Certamente uno dei lavori più ammalianti di Piazzolla, capace di racchiudere immediatezza e complessità, cambiamento e tradizone, armonia e contrasto, dolcezza e intensità e in quanto tale capace di rappresentare l’anima del tango, la sua essenza.

 

Il piccolo schizzo che rappresenta Obliviontango, l’incastro indistinguibile di due corpi che si stringono l’uno all’altro, è nato dalla mano di Giovanni. Oggi divenuto logo, è stato scarabocchiato una sera, su un pezzo di carta, dopo una lettura rivelatrice.

“Si dice che il tango sia un animale senza testa riferendosi a quello stato particolare di coscienza in cui non si pensa ma si ascolta solo la musica, lasciandosi guidare dall’istinto che questo animale a quattro gambe  (quelle dell’uomo e quelle della donna) possiede nel suo insieme” (Elisabetta Muraca, Il tango sentimento e filosofia di vita).

È la suggestione provocata da questa lettura a dare corpo all’indistinta percezione emotiva e sensoriale che Giovanni ha quando balla; ed è dopo un tango in cui a ogni passo, a ogni movimento, ritrova l’eco di quelle parole che disegna, crea, il pensiero di Obliviontango.

 

Anche il colore di Obliviontango, l’arancione, racconta una storia, sospesa tra leggenda, realtà e insolite coincidenze.

A torto o a ragione il colore che tradizionalmente viene associato al tango è il rosso, colore della passione per antonomasia.

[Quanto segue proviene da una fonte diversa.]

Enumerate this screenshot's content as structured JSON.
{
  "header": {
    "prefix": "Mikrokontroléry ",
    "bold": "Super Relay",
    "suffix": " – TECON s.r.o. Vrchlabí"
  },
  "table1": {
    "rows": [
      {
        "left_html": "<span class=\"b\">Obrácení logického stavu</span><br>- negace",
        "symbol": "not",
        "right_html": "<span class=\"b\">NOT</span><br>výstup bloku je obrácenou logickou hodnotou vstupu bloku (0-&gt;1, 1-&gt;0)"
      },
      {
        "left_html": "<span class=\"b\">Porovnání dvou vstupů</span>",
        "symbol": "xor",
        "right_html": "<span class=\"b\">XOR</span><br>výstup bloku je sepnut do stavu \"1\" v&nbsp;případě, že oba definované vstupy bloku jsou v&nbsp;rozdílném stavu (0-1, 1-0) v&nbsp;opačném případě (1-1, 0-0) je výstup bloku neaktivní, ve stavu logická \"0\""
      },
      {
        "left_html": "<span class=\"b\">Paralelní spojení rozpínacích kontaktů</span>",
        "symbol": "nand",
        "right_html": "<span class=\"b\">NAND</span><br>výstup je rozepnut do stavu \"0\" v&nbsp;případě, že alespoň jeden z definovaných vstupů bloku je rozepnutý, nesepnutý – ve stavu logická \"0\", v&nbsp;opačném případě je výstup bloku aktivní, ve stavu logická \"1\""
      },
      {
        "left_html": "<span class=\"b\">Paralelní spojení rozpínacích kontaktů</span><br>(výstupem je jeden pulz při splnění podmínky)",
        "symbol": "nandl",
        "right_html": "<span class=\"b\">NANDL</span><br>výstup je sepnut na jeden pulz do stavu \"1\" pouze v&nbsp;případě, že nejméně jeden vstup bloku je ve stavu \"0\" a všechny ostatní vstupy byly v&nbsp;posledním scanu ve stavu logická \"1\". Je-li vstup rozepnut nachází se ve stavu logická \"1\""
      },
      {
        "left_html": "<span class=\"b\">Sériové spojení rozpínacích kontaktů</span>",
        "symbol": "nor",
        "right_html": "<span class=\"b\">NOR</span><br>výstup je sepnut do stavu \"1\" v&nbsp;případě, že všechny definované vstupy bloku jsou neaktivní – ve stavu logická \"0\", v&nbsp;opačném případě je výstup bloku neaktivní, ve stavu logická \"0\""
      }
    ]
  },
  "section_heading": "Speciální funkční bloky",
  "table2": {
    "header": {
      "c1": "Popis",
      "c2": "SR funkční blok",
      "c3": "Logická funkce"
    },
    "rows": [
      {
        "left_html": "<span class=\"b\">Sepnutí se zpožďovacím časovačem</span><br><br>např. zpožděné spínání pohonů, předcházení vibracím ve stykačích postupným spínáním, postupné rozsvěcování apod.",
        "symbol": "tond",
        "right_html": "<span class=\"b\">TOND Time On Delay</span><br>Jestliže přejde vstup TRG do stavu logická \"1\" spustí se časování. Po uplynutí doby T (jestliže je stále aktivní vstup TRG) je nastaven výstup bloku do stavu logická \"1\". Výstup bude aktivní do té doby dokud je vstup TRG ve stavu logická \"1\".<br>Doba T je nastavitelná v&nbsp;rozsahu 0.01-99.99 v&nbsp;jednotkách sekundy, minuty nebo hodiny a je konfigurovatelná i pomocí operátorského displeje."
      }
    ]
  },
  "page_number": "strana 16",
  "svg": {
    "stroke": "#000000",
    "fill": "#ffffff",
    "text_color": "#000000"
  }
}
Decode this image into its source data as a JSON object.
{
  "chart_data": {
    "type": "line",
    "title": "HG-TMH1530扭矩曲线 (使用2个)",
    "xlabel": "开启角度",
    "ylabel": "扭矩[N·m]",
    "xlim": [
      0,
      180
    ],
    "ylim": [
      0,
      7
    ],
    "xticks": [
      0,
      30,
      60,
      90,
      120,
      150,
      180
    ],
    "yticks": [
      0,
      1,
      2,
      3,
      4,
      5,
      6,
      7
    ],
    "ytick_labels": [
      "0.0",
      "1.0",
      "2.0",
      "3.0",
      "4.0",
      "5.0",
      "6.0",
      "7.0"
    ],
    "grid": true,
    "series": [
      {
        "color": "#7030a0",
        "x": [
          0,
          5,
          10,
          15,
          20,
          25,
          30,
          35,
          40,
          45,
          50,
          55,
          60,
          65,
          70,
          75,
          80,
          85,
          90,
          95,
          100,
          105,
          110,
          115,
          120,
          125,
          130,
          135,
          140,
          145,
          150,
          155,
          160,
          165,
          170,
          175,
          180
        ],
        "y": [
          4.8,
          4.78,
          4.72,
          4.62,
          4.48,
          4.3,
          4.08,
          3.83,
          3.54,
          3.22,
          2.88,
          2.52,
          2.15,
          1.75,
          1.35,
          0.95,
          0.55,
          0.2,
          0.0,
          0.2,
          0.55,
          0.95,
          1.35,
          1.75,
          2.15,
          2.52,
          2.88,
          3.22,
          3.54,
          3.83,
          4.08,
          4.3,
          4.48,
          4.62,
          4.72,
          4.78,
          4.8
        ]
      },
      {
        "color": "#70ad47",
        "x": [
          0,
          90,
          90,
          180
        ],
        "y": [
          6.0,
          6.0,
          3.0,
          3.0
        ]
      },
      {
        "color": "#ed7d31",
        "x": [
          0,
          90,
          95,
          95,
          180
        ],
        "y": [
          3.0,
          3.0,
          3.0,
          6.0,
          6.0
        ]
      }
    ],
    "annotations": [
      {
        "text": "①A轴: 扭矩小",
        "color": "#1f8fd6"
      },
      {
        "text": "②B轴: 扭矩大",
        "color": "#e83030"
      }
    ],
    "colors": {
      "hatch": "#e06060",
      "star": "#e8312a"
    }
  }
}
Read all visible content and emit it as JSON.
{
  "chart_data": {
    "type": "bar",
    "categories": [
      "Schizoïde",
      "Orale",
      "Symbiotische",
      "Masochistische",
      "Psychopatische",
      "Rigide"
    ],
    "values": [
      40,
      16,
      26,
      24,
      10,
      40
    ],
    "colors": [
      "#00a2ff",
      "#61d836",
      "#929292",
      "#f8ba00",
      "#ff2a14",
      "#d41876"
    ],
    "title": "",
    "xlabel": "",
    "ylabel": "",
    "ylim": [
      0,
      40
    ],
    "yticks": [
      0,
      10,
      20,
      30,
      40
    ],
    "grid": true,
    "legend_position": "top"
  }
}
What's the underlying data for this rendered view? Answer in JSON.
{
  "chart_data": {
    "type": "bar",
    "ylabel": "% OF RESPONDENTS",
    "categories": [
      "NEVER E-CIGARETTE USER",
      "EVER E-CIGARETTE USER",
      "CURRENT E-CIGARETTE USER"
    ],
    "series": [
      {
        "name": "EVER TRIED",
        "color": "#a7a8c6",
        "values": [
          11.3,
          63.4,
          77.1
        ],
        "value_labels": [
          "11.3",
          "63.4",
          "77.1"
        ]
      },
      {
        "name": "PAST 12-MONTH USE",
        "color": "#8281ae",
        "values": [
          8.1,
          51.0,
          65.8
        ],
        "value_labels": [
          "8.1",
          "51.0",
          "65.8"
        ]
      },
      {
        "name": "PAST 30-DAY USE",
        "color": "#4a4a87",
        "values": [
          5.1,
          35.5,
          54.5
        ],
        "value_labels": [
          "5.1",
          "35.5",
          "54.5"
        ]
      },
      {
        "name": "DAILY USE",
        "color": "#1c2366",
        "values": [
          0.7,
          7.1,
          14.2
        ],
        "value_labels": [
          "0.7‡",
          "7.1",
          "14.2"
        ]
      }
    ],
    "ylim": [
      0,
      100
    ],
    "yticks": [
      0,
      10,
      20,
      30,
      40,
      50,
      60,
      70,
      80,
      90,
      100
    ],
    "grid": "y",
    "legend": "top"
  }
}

In realtà, come continua a raccontarci  Elisabetta Muraca, quando nei primi del ’900, in forme più eleganti e stilizzate di quelle delle sue origini, il tango arriva nei salotti del vecchio continente si porta dietro una serie di fenomeni, di mode: “i caffè-tango, i tè-tango, i vestiti tango e il color-tango (l’arancione)”.

L’arancione.

È saltando al 2012 che abbiamo una sorprendente e inattesa conferma: la Pantone Color Institute, azienda statunitense che dal 2000 – ogni anno – individua il colore della stagione, ha decretato che il 2012 è l’anno del Pantone 17-1463, l’Arancio Tangerine Tango.

Ed è la definizione di Leatrice Eiseman, executive director dell’azienda, ad abbattere ogni resistenza: “Sofisticato ma al tempo stesso intenso e seducente è un tono arancio di grande profondità. Intenso e magnetico rimanda alle ombre luminose di un tramonto”.

L’arancione è il colore del nostro tango.